After more experimenting, it became: “Don’t move.” First, just, “Don’t move your hands,” but then, “Don’t move at all. Not one single muscle.” I would place her hands against the wall and note precisely where they were in relation to the hole left by a nail and the crack in the plaster and the light switch. Sometimes, she would stiffen in response, trying so hard to hold the pose, but I’d urge her to relax, too. I could feel how she took stock of her body — the precise placement of her knee, the tilt of her pelvis, the bend of her neck — before she settled in and held it. Almost like a yoga pose, dropping deeper into her muscles and pulling out of her joints, releasing the stuck places by breathing into them.
It is virtually impossible for someone not to move — just breathing is movement. So of course there was some leeway … unless I was feeling particularly cruel.
Cane strokes, paddle thwaps, my fists against her body, floggings, dripping ice cubes, sharp knives scratching down her sides — I tried everything I could think of to get her to move. It became a competition: could I get her to move, or would she hold out?
When I really wanted to push her — to push us both — I’d ask for both: Don’t move, and don’t make a sound.
Later still, I asked if she wanted to try a new game. “Don’t come unless I say.” She responded, “Yes, please.” We didn’t talk about what happened if she came without my permission, not at first. Sometimes, I would whisper, “Ohh, you’re in trouble now,” into her ear, and fuck her again. There were no real consequences. Just the game of trying, of obedience, of setting a goal just a little beyond reach and trying to see if either of us could hold to it.

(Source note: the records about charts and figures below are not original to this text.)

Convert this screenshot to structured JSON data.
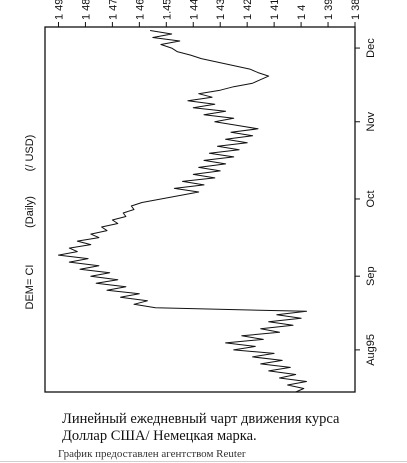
{
  "chart_data": {
    "type": "line",
    "title": "DEM= CI",
    "period": "(Daily)",
    "units": "(/ USD)",
    "y_ticks": [
      "1 49",
      "1 48",
      "1 47",
      "1 46",
      "1.45",
      "1 44",
      "1 43",
      "1 42",
      "1 41",
      "1 4",
      "1 39",
      "1 38"
    ],
    "y_values": [
      1.49,
      1.48,
      1.47,
      1.46,
      1.45,
      1.44,
      1.43,
      1.42,
      1.41,
      1.4,
      1.39,
      1.38
    ],
    "ylim": [
      1.38,
      1.495
    ],
    "x_ticks": [
      {
        "label": "Aug95",
        "day": 12,
        "bold": false
      },
      {
        "label": "Sep",
        "day": 33,
        "bold": false
      },
      {
        "label": "Oct",
        "day": 55,
        "bold": false
      },
      {
        "label": "Nov",
        "day": 77,
        "bold": false
      },
      {
        "label": "Dec",
        "day": 98,
        "bold": false
      }
    ],
    "xlim": [
      0,
      104
    ],
    "grid": false,
    "series": [
      {
        "values": [
          [
            0,
            1.402
          ],
          [
            1,
            1.399
          ],
          [
            2,
            1.405
          ],
          [
            3,
            1.398
          ],
          [
            4,
            1.408
          ],
          [
            5,
            1.402
          ],
          [
            6,
            1.412
          ],
          [
            7,
            1.404
          ],
          [
            8,
            1.415
          ],
          [
            9,
            1.407
          ],
          [
            10,
            1.418
          ],
          [
            11,
            1.41
          ],
          [
            12,
            1.425
          ],
          [
            13,
            1.417
          ],
          [
            14,
            1.428
          ],
          [
            15,
            1.414
          ],
          [
            16,
            1.422
          ],
          [
            17,
            1.408
          ],
          [
            18,
            1.415
          ],
          [
            19,
            1.403
          ],
          [
            20,
            1.412
          ],
          [
            21,
            1.4
          ],
          [
            22,
            1.409
          ],
          [
            23,
            1.398
          ],
          [
            24,
            1.454
          ],
          [
            25,
            1.462
          ],
          [
            26,
            1.457
          ],
          [
            27,
            1.467
          ],
          [
            28,
            1.46
          ],
          [
            29,
            1.472
          ],
          [
            30,
            1.465
          ],
          [
            31,
            1.476
          ],
          [
            32,
            1.468
          ],
          [
            33,
            1.478
          ],
          [
            34,
            1.471
          ],
          [
            35,
            1.482
          ],
          [
            36,
            1.475
          ],
          [
            37,
            1.486
          ],
          [
            38,
            1.479
          ],
          [
            39,
            1.49
          ],
          [
            40,
            1.483
          ],
          [
            41,
            1.486
          ],
          [
            42,
            1.478
          ],
          [
            43,
            1.483
          ],
          [
            44,
            1.475
          ],
          [
            45,
            1.478
          ],
          [
            46,
            1.472
          ],
          [
            47,
            1.474
          ],
          [
            48,
            1.468
          ],
          [
            49,
            1.47
          ],
          [
            50,
            1.465
          ],
          [
            51,
            1.466
          ],
          [
            52,
            1.462
          ],
          [
            53,
            1.463
          ],
          [
            54,
            1.459
          ],
          [
            55,
            1.452
          ],
          [
            56,
            1.445
          ],
          [
            57,
            1.438
          ],
          [
            58,
            1.447
          ],
          [
            59,
            1.436
          ],
          [
            60,
            1.444
          ],
          [
            61,
            1.432
          ],
          [
            62,
            1.44
          ],
          [
            63,
            1.43
          ],
          [
            64,
            1.438
          ],
          [
            65,
            1.428
          ],
          [
            66,
            1.436
          ],
          [
            67,
            1.425
          ],
          [
            68,
            1.434
          ],
          [
            69,
            1.423
          ],
          [
            70,
            1.431
          ],
          [
            71,
            1.42
          ],
          [
            72,
            1.428
          ],
          [
            73,
            1.418
          ],
          [
            74,
            1.426
          ],
          [
            75,
            1.416
          ],
          [
            76,
            1.424
          ],
          [
            77,
            1.432
          ],
          [
            78,
            1.425
          ],
          [
            79,
            1.436
          ],
          [
            80,
            1.428
          ],
          [
            81,
            1.44
          ],
          [
            82,
            1.432
          ],
          [
            83,
            1.442
          ],
          [
            84,
            1.433
          ],
          [
            85,
            1.438
          ],
          [
            86,
            1.43
          ],
          [
            87,
            1.425
          ],
          [
            88,
            1.418
          ],
          [
            89,
            1.415
          ],
          [
            90,
            1.412
          ],
          [
            91,
            1.416
          ],
          [
            92,
            1.419
          ],
          [
            93,
            1.425
          ],
          [
            94,
            1.431
          ],
          [
            95,
            1.437
          ],
          [
            96,
            1.441
          ],
          [
            97,
            1.446
          ],
          [
            98,
            1.448
          ],
          [
            99,
            1.452
          ],
          [
            100,
            1.445
          ],
          [
            101,
            1.455
          ],
          [
            102,
            1.448
          ],
          [
            103,
            1.456
          ]
        ]
      }
    ],
    "line_color": "#111111"
  },
  "caption": {
    "line1": "Линейный ежедневный чарт движения курса",
    "line2": "Доллар США/ Немецкая марка.",
    "credit": "График предоставлен агентством Reuter"
  }
}
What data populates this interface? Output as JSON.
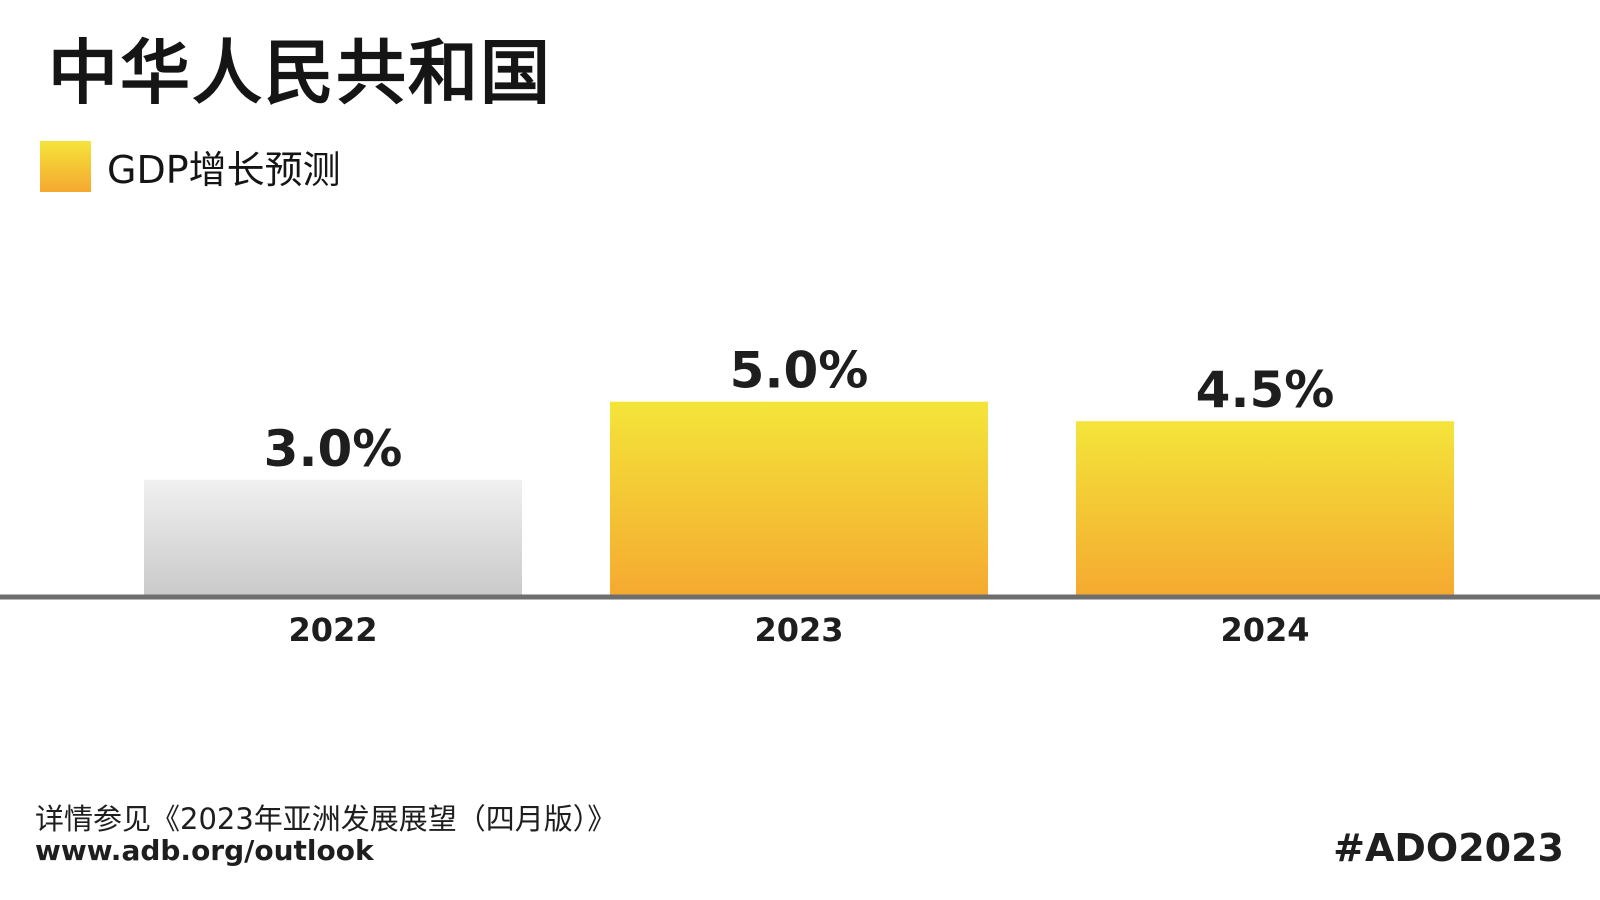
{
  "title": "中华人民共和国",
  "legend": {
    "label": "GDP增长预测"
  },
  "chart_data": {
    "type": "bar",
    "categories": [
      "2022",
      "2023",
      "2024"
    ],
    "values": [
      3.0,
      5.0,
      4.5
    ],
    "value_labels": [
      "3.0%",
      "5.0%",
      "4.5%"
    ],
    "bar_styles": [
      "actual",
      "forecast",
      "forecast"
    ],
    "series": [
      {
        "name": "GDP增长预测",
        "values": [
          3.0,
          5.0,
          4.5
        ]
      }
    ],
    "title": "中华人民共和国",
    "xlabel": "",
    "ylabel": "",
    "ylim": [
      0,
      6.4
    ],
    "grid": false,
    "legend_position": "top-left"
  },
  "colors": {
    "forecast_top": "#f4e53a",
    "forecast_bottom": "#f5a930",
    "actual_top": "#f0f0f0",
    "actual_bottom": "#c9c9c9",
    "baseline": "#6e6e6e",
    "text": "#1e1e1e"
  },
  "footer": {
    "note": "详情参见《2023年亚洲发展展望（四月版）》",
    "url": "www.adb.org/outlook",
    "hashtag": "#ADO2023"
  }
}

But with this new game, I loved how she would struggle not to come. If I was touching her, she would say things like, “I’m going to! If you keep touching me I will!” and sometimes I would stop, or back off, but sometimes I would just keep going. “You’re not allowed. You better not,” hissing in her ear while keeping up my exact speed and pace. She would bite her lip and grab the sheets with both hands, I can’t help it, please let me, I have to, and her begging would get me. “Now. Do it now. Do it for me. Just for me.”

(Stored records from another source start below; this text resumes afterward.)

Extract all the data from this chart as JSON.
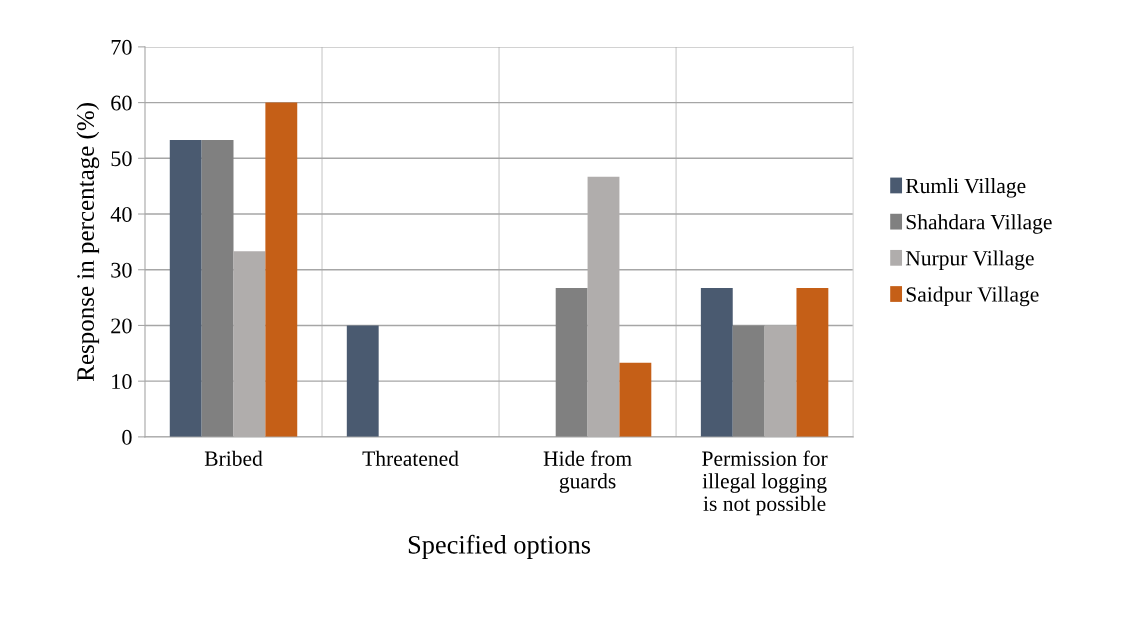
{
  "chart_data": {
    "type": "bar",
    "categories": [
      "Bribed",
      "Threatened",
      "Hide from\nguards",
      "Permission for\nillegal logging\nis not possible"
    ],
    "series": [
      {
        "name": "Rumli Village",
        "color": "#4a5a70",
        "values": [
          53.3,
          20,
          0,
          26.7
        ]
      },
      {
        "name": "Shahdara Village",
        "color": "#808080",
        "values": [
          53.3,
          0,
          26.7,
          20
        ]
      },
      {
        "name": "Nurpur Village",
        "color": "#b0adac",
        "values": [
          33.3,
          0,
          46.7,
          20
        ]
      },
      {
        "name": "Saidpur Village",
        "color": "#c55f17",
        "values": [
          60,
          0,
          13.3,
          26.7
        ]
      }
    ],
    "xlabel": "Specified options",
    "ylabel": "Response in percentage (%)",
    "ylim": [
      0,
      70
    ],
    "yticks": [
      0,
      10,
      20,
      30,
      40,
      50,
      60,
      70
    ],
    "grid": true,
    "legend": "right"
  }
}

Sometimes I would push. “Do it again. I don’t care that you’re tired, do it again. Right now. I’m not going to stop until you come again.” The forced orgasm is almost as thrilling as the denied. The control got under my skin, into my bones. I wanted it, craved it. The more I had it, the more I wanted more. I expected we would continue up the “power escalator,” moving from small amounts of control and surrender to more, and more, and more.
Don’t make a sound, don’t move, don’t come — those became not just things we played with sometimes, but games we went back to again and again. Protocol for our bedroom play (whether in the actual bedroom or not), expectations and agreements. When she, hands on the kitchen counter and ass thrust in the air, started turning around to say something, I’d stop her: “Shh. No talking. Don’t move your hands.” And she’d slip into the objectified, worshipped, submissive role that we both craved.
When she asked me to start picking out which panties she would wear, every day: that’s when the protocol started to extend beyond just our bedroom play and into our day to day lives. And that’s when my love for protocol really blossomed.
*Sarah is not a real person, and she’s an amalgam of various lovers, fantasies and relationships I’ve had.